While I was reading the Appendix of 'Lord of the Rings', I got stucked at the following text passage in Appendix A:

It was the pride and wonder of the Northern Line [of the Dúnedain] that, though their power departed and their people dwindled, through all the many generations the succession was unbroken from father to son. Also, though the length of lives of the Dúnedain grew ever less in Middle-Earth, after the ending of their kings the waning was swifter in Gondor; and many of the chieftains of the North still lived to twice the age of Men, and far beyond the days of even the oldest amongst us.

What exactly could be the reason for the swifter waning of the Dúnedain of Gondor?
Does the reason only lie in the mingeling with other folk without númenórian ancestry?
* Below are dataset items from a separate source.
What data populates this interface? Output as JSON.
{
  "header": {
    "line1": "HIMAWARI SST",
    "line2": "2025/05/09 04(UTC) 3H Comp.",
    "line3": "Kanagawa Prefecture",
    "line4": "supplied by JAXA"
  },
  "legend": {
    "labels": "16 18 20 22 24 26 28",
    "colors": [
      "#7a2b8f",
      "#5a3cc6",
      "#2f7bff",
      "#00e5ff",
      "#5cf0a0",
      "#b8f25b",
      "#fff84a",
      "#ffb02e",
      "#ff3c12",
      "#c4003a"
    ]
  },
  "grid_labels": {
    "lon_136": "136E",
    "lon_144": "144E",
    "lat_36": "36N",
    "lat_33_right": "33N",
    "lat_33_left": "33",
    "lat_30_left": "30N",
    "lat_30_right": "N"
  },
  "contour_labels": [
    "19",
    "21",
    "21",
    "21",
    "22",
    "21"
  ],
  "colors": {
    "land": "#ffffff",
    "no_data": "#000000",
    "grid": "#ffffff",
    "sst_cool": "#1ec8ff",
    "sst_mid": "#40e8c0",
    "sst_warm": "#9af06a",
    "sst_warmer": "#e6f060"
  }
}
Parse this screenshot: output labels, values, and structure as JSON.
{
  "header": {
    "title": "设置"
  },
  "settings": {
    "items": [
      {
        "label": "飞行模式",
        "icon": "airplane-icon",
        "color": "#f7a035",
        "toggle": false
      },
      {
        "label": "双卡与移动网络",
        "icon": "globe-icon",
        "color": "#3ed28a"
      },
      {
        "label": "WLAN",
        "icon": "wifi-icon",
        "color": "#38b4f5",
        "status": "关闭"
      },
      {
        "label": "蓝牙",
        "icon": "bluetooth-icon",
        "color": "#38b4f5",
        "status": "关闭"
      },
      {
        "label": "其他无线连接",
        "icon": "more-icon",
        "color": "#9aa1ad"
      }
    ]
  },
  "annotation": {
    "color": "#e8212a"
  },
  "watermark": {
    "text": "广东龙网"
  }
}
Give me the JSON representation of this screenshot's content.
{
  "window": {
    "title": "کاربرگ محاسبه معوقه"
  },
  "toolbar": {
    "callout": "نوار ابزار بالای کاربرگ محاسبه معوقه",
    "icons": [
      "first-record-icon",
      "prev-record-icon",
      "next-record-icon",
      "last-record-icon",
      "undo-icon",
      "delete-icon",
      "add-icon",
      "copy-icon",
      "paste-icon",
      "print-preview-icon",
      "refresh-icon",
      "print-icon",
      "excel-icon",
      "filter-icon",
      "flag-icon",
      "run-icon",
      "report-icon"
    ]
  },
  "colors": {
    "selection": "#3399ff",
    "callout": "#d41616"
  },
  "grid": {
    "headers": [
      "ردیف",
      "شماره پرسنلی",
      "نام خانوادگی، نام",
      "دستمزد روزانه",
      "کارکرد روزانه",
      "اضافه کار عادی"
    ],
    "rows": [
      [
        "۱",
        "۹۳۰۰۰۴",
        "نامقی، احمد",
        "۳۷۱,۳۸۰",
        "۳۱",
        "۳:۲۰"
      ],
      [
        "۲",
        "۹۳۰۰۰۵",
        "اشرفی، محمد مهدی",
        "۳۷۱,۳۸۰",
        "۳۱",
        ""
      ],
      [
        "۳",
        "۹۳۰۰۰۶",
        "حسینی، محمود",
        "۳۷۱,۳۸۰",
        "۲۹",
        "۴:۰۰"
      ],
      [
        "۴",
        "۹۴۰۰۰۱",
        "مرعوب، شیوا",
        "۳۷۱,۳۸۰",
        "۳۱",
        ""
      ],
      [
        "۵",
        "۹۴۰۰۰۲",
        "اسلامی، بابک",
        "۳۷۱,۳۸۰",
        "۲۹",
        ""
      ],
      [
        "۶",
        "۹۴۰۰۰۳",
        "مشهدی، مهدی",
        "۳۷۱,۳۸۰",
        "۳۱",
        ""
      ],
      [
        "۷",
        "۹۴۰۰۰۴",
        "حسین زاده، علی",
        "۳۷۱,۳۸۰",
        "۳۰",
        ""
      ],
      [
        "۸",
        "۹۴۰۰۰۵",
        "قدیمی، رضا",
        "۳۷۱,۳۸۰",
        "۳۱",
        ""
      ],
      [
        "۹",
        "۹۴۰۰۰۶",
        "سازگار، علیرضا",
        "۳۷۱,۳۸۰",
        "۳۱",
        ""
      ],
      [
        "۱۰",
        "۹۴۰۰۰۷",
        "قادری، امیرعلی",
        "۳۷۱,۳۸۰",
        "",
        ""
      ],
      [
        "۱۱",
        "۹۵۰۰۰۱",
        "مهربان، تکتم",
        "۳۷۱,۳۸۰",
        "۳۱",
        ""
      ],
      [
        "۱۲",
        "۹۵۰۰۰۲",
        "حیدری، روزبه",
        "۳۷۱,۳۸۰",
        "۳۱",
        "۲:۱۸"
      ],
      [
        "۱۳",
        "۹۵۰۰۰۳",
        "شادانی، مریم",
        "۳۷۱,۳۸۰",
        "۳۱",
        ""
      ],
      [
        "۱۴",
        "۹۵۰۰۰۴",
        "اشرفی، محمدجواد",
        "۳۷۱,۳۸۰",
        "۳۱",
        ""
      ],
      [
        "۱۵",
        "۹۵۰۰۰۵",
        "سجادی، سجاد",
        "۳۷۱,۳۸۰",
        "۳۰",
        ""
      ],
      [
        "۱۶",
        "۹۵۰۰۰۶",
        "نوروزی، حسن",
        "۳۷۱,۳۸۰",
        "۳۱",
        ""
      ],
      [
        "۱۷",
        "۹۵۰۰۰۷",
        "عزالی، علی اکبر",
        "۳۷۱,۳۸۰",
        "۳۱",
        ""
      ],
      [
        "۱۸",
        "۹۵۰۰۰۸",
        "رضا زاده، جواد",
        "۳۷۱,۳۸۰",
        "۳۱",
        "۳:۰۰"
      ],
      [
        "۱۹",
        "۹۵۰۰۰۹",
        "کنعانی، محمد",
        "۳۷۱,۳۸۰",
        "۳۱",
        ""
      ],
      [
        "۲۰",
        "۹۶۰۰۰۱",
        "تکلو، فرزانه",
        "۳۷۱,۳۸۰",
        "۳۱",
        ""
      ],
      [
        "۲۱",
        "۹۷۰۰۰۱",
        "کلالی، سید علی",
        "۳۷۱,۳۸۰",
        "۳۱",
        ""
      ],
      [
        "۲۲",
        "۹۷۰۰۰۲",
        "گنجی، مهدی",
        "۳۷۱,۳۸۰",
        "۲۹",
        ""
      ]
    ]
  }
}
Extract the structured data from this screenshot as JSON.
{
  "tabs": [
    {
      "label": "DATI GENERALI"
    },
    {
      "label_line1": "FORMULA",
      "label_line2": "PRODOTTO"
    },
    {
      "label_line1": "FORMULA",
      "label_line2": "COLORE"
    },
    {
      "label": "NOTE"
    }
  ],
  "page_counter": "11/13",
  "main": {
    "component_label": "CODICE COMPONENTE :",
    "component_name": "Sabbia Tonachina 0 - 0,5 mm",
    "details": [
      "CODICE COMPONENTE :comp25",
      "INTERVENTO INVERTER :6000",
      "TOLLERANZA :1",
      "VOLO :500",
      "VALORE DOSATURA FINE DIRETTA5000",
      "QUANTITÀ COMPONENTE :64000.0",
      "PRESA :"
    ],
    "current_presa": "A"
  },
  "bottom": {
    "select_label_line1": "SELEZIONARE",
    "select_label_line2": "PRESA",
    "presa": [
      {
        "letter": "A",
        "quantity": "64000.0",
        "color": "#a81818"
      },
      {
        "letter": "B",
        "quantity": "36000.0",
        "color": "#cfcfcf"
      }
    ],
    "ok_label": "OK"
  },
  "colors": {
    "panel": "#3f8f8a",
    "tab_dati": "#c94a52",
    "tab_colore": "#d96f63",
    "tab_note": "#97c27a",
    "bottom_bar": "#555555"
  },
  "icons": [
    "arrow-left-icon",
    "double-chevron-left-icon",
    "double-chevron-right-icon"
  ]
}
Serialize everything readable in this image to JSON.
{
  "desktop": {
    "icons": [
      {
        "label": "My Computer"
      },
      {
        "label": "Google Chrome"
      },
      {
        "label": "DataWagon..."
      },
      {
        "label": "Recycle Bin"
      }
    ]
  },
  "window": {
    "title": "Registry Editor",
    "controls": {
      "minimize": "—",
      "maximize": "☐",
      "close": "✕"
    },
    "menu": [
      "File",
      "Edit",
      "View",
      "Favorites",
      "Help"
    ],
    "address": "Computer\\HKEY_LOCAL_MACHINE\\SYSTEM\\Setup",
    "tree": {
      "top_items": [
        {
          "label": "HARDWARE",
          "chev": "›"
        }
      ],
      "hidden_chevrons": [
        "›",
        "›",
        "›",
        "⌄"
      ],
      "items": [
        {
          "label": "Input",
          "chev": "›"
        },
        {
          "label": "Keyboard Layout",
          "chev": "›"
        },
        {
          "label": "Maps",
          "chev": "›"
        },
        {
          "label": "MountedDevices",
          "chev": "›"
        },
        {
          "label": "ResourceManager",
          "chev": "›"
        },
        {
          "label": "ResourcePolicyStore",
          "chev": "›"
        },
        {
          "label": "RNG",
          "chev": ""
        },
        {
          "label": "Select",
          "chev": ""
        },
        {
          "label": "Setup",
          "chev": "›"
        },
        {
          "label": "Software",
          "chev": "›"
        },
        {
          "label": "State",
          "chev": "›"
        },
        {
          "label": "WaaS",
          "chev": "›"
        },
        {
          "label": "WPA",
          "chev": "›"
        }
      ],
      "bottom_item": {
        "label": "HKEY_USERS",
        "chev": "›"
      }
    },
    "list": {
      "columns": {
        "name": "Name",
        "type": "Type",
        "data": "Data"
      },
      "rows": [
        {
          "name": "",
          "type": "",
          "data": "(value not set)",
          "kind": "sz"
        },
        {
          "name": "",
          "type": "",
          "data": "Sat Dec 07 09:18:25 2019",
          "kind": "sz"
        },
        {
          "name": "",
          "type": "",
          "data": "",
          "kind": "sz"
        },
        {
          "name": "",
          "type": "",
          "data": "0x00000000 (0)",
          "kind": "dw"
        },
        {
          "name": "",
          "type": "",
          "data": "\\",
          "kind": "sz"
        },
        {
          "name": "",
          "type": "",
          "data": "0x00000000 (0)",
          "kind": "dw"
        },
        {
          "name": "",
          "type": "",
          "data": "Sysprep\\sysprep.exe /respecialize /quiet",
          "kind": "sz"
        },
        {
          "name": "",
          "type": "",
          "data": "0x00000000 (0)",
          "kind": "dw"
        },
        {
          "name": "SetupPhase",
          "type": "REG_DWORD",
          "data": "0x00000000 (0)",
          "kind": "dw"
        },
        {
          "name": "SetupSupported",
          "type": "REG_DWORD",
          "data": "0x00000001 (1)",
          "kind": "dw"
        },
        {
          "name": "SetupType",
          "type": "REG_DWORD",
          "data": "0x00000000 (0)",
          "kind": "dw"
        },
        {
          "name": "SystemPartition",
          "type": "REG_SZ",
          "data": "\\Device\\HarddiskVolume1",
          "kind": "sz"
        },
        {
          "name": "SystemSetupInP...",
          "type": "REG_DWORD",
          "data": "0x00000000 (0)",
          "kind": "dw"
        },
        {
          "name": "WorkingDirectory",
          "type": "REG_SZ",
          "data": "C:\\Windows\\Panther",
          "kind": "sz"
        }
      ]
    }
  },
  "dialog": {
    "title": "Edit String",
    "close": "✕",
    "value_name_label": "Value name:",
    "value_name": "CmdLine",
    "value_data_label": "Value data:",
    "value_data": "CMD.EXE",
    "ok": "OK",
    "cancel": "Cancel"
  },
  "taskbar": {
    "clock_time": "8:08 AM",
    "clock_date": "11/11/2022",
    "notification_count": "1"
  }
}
Was there no or less mingeling in Eriador? In Eriador there has also lived other non-númenórian folk, which could have mingeled with the Dúnedain.

Or does the reason lie in the different behavior of both lines? In later times it seems to me, that the Rangers of Eriador, have kept more true to their ideals than the Dúnedain of the South, although or just hence there was no more great realm in the North. The Dúnedain of the South acted more in things of power and glory, while the Dúnedain of the North acted more unselfishly. In example, by protecting the borders of the Shire. Maybe the presence of Elves or the contact to them let them treat their ideals more noble, than the southern Dúnedain, who had not really much contact to the Elves.

I am interested, which meaning you have on this topic.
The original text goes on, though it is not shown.